With the complicity of the police, or with its direct involvement in drug trafficking, as in the case of the Intxaurrondo (Gipuzkoa) barracks, heroin was used as a political weapon to punish and break the youth in struggle. Three news pieces from the same year, 1984, taken from El País, show the extent of this dirty war. Whilst in Burgos (a city with a low number of working-class and industries), the percentage of drug addicts was 3,9%, in the coal-mining areas of Asturias, with deep working class fighting traditions, it reached 30%. Even more shocking, the city with the biggest proportion of drug addicts- even bigger than London or New York- was San Sebastian***, which only had 184 000 inhabitants.
Due to all this, and because we have a memory, those of us in Izquierda Revolucionaria are against the use and legalisation of drugs. It is not, as they try to sell us, an individual decision, but a collective and class issue. Meaning, the role that drug use plays in society, who it benefits and who it damages.
Under this system, the same that kills the planet, and sentences thousands of young people to a precarious life and work, where oftentimes to smoke a spliff is a way of escaping, to endure the pressure to which we are all subjected, drug use becomes the perfect weapon to atomize the most combative sectors, to stop them from thinking and struggling. We need to understand the political role that drugs play and the need to organize to fight back, so we can end this obsolete system that poisons us and condemns us to barbary.

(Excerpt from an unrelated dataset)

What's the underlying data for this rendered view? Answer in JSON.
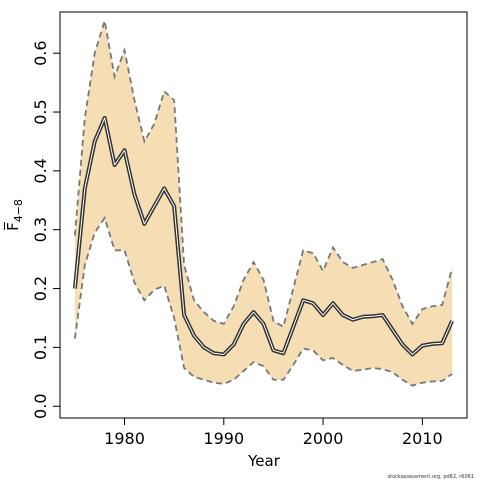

*reválidas were end of secondary exams, introduced during francoism, which were decisive in deciding if students could progress to university- these exams were clearly classist, as for the most, only students with the means for additional tuition and practice were able to get good grades on them, and to fail them meant that working-class youth would be banned from attending university.
** Transition was the period during the fall of the francoist dictatorship, pushed by the mass struggle of spanish workers in a context of economic crisis, when the bourgeoisie and reformist parties, PSOE and PCE, articulated to stave off a political revolution, coordinating a transition which left in place most of the francoist repressive apparatus of the state and many laws from the dictatorship- the regime of ‘78.
*** One of the main cities in the Vasque Country, with had a very left fighting tradition under the organization of the Abertzale Left (left radical vasque nationalist). One of the most vanguard regions in Spain in the fight against the Franco Dictatorship and against the agrements of the 78 Regime was the Vasque Country.